Summer’s Eve washes are technically marketed for external use, not internal douching. But in practice, it’s very easy for wash products to migrate internally during a shower, especially the foaming kind. Even external use introduces detergents and fragrance chemicals to the vulvar skin, which sits right at the entrance to the vaginal canal.

Skin Irritation and Allergic Reactions

Beyond infections, feminine washes and wipes are a recognized cause of vulvar contact dermatitis. Symptoms include redness, swelling, scaling, cracking, and in severe cases, ulcers. Fragrance and tocopherol (vitamin E) are the two most common allergens in these products, each found in 50% of feminine hygiene wipes studied.

What makes this tricky is that the irritation can be subtle. You might not develop a visible rash. Instead, you notice persistent itching, mild burning, or a feeling of dryness that you attribute to something else entirely. Many women then use more product to address the discomfort, creating a cycle that worsens the problem.

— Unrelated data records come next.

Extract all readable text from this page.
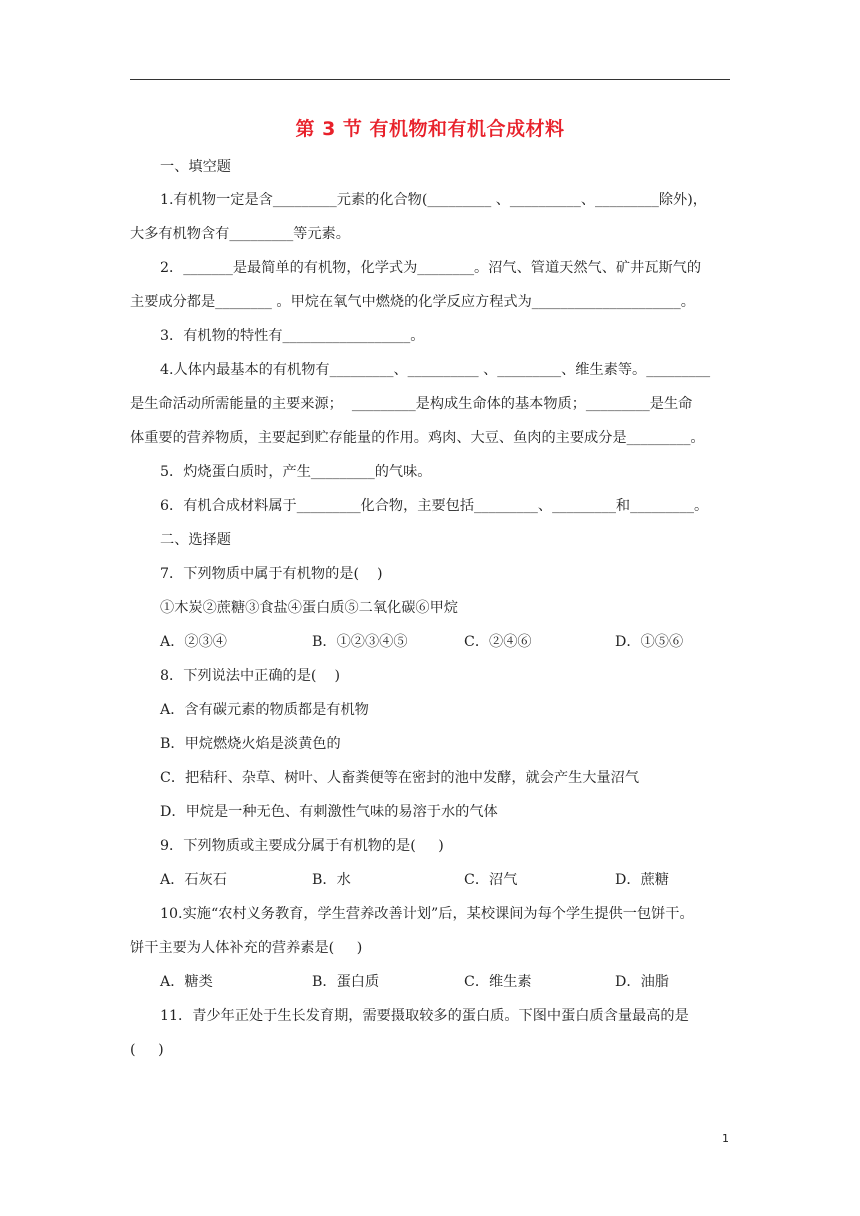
第 3 节 有机物和有机合成材料
一、填空题
1.有机物一定是含_________元素的化合物(_________ 、__________、_________除外)，
大多有机物含有_________等元素。
2．_______是最简单的有机物，化学式为________。沼气、管道天然气、矿井瓦斯气的
主要成分都是________ 。甲烷在氧气中燃烧的化学反应方程式为_____________________。
3．有机物的特性有__________________。
4.人体内最基本的有机物有_________、__________ 、_________、维生素等。_________
是生命活动所需能量的主要来源；  _________是构成生命体的基本物质；_________是生命
体重要的营养物质，主要起到贮存能量的作用。鸡肉、大豆、鱼肉的主要成分是_________。
5．灼烧蛋白质时，产生_________的气味。
6．有机合成材料属于_________化合物，主要包括_________、_________和_________。
二、选择题
7．下列物质中属于有机物的是(    )
①木炭②蔗糖③食盐④蛋白质⑤二氧化碳⑥甲烷
A．②③④	B．①②③④⑤	C．②④⑥	D．①⑤⑥
8．下列说法中正确的是(    )
A．含有碳元素的物质都是有机物
B．甲烷燃烧火焰是淡黄色的
C．把秸秆、杂草、树叶、人畜粪便等在密封的池中发酵，就会产生大量沼气
D．甲烷是一种无色、有刺激性气味的易溶于水的气体
9．下列物质或主要成分属于有机物的是(     )
A．石灰石	B．水	C．沼气	D．蔗糖
10.实施“农村义务教育，学生营养改善计划”后，某校课间为每个学生提供一包饼干。
饼干主要为人体补充的营养素是(     )
A．糖类	B．蛋白质	C．维生素	D．油脂
11．青少年正处于生长发育期，需要摄取较多的蛋白质。下图中蛋白质含量最高的是
(     )
1
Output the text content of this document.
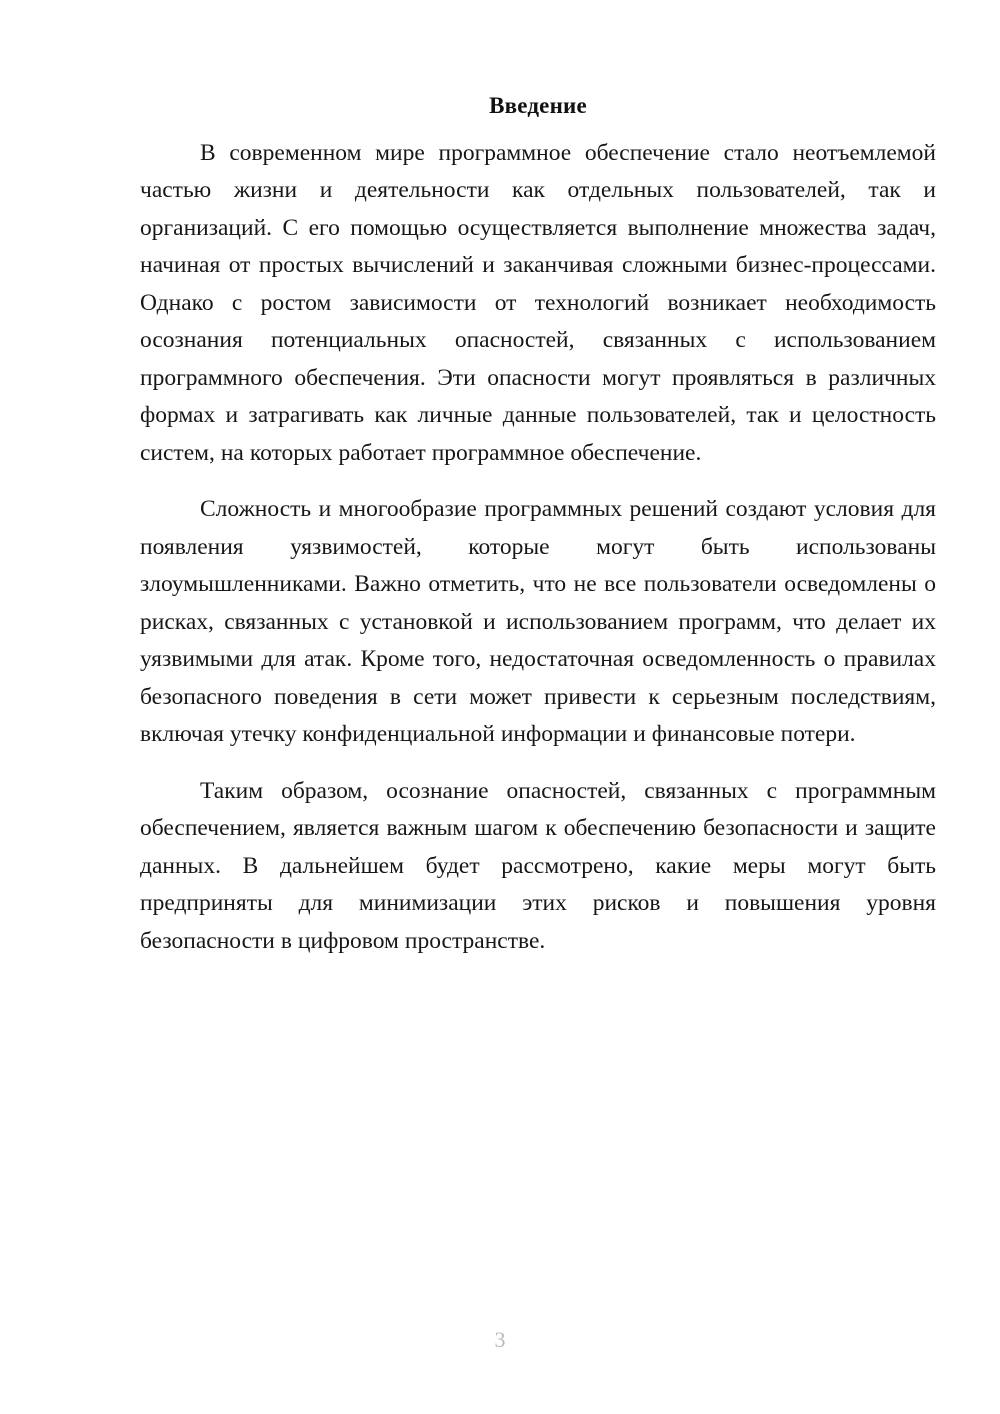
Введение

В современном мире программное обеспечение стало неотъемлемой частью жизни и деятельности как отдельных пользователей, так и организаций. С его помощью осуществляется выполнение множества задач, начиная от простых вычислений и заканчивая сложными бизнес-процессами. Однако с ростом зависимости от технологий возникает необходимость осознания потенциальных опасностей, связанных с использованием программного обеспечения. Эти опасности могут проявляться в различных формах и затрагивать как личные данные пользователей, так и целостность систем, на которых работает программное обеспечение.

Сложность и многообразие программных решений создают условия для появления уязвимостей, которые могут быть использованы злоумышленниками. Важно отметить, что не все пользователи осведомлены о рисках, связанных с установкой и использованием программ, что делает их уязвимыми для атак. Кроме того, недостаточная осведомленность о правилах безопасного поведения в сети может привести к серьезным последствиям, включая утечку конфиденциальной информации и финансовые потери.

Таким образом, осознание опасностей, связанных с программным обеспечением, является важным шагом к обеспечению безопасности и защите данных. В дальнейшем будет рассмотрено, какие меры могут быть предприняты для минимизации этих рисков и повышения уровня безопасности в цифровом пространстве.

3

What Gynecologists Actually Recommend

The American College of Obstetricians and Gynecologists is direct on this topic: avoid vaginal hygiene products, including perfumes and deodorants. They specifically advise against feminine sprays, wipes, and douching. Their recommendation for vulvar care is plain, fragrance-free soap.

International guidelines from the Royal College of Obstetricians and Gynaecologists go even further, suggesting that plain water can dry out vulvar skin and recommending a small amount of soap substitute instead. Their full list of advice includes:

  • Clean the vulva once a day using your hand, not a sponge or cloth
  • Choose showers over baths and gently pat dry with a soft towel
  • Avoid soap, shower gel, bubble bath, deodorant, baby wipes, and douches on the vulva
  • Wear loose-fitting cotton underwear and consider sleeping without underwear
  • Skip fabric softeners and biological detergents when washing underwear

European medical guidelines recommend that if you do use a wash product, it should be hypoallergenic with mild detergency and a pH between 4.2 and 5.6. Lactic acid-based washes with an acidic pH may support skin health and have shown some benefit as a supplementary measure during vaginal infections, though not as a standalone treatment.

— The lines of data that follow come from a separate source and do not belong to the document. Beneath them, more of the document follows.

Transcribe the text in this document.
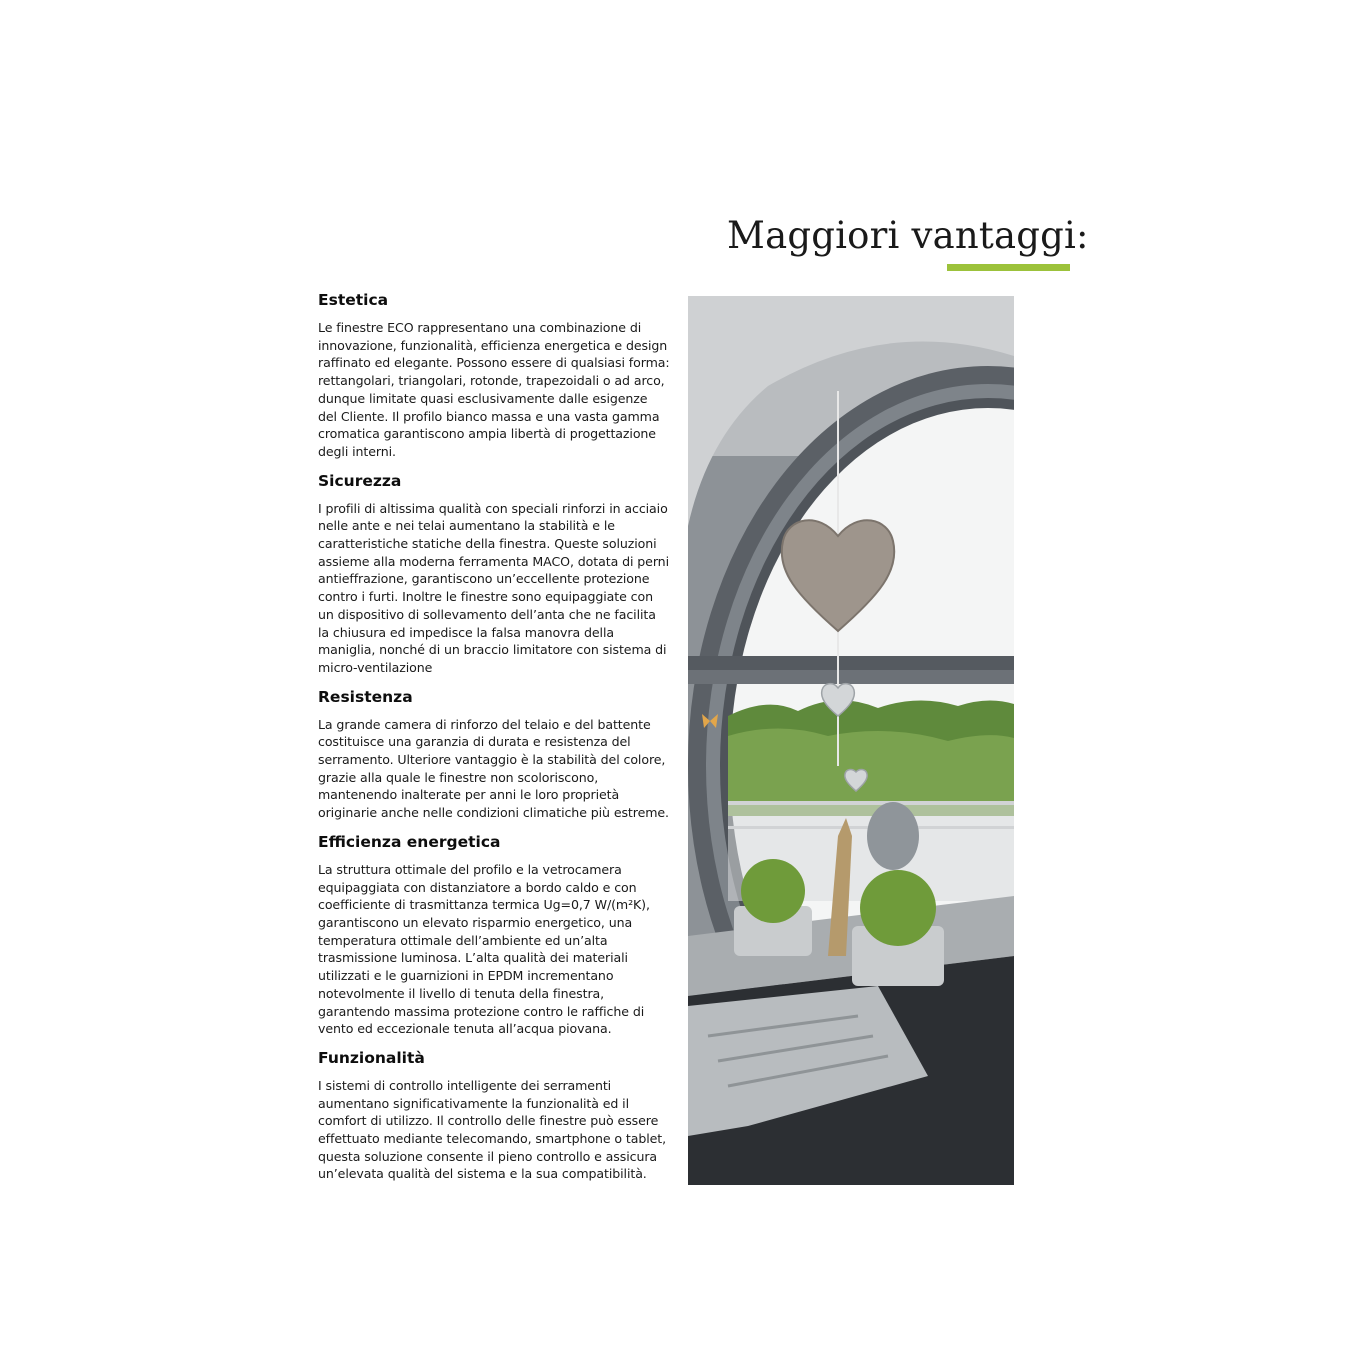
Maggiori vantaggi:
Estetica

Le finestre ECO rappresentano una combinazione di innovazione, funzionalità, efficienza energetica e design raffinato ed elegante. Possono essere di qualsiasi forma: rettangolari, triangolari, rotonde, trapezoidali o ad arco, dunque limitate quasi esclusivamente dalle esigenze del Cliente. Il profilo bianco massa e una vasta gamma cromatica garantiscono ampia libertà di progettazione degli interni.

Sicurezza

I profili di altissima qualità con speciali rinforzi in acciaio nelle ante e nei telai aumentano la stabilità e le caratteristiche statiche della finestra. Queste soluzioni assieme alla moderna ferramenta MACO, dotata di perni antieffrazione, garantiscono un’eccellente protezione contro i furti. Inoltre le finestre sono equipaggiate con un dispositivo di sollevamento dell’anta che ne facilita la chiusura ed impedisce la falsa manovra della maniglia, nonché di un braccio limitatore con sistema di micro-ventilazione

Resistenza

La grande camera di rinforzo del telaio e del battente costituisce una garanzia di durata e resistenza del serramento. Ulteriore vantaggio è la stabilità del colore, grazie alla quale le finestre non scoloriscono, mantenendo inalterate per anni le loro proprietà originarie anche nelle condizioni climatiche più estreme.

Efficienza energetica

La struttura ottimale del profilo e la vetrocamera equipaggiata con distanziatore a bordo caldo e con coefficiente di trasmittanza termica Ug=0,7 W/(m²K), garantiscono un elevato risparmio energetico, una temperatura ottimale dell’ambiente ed un’alta trasmissione luminosa. L’alta qualità dei materiali utilizzati e le guarnizioni in EPDM incrementano notevolmente il livello di tenuta della finestra, garantendo massima protezione contro le raffiche di vento ed eccezionale tenuta all’acqua piovana.

Funzionalità

I sistemi di controllo intelligente dei serramenti aumentano significativamente la funzionalità ed il comfort di utilizzo. Il controllo delle finestre può essere effettuato mediante telecomando, smartphone o tablet, questa soluzione consente il pieno controllo e assicura un’elevata qualità del sistema e la sua compatibilità.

The Bottom Line on Summer’s Eve

Summer’s Eve won’t cause immediate harm for most people, and some women use it for years without obvious problems. But the evidence consistently shows that fragranced feminine washes shift your bacterial balance in the wrong direction, increase your exposure to allergens, and solve a hygiene problem that your body already manages on its own. The vaginal odor that these products target is usually normal, and when it isn’t, a wash product won’t treat the underlying cause.

If you’re currently using Summer’s Eve without any symptoms, switching to a fragrance-free, gentle cleanser for external use only is a low-effort change that reduces your risk. If you’ve been experiencing recurring itching, burning, unusual discharge, or infections, dropping the product entirely is a reasonable first step before looking for other explanations.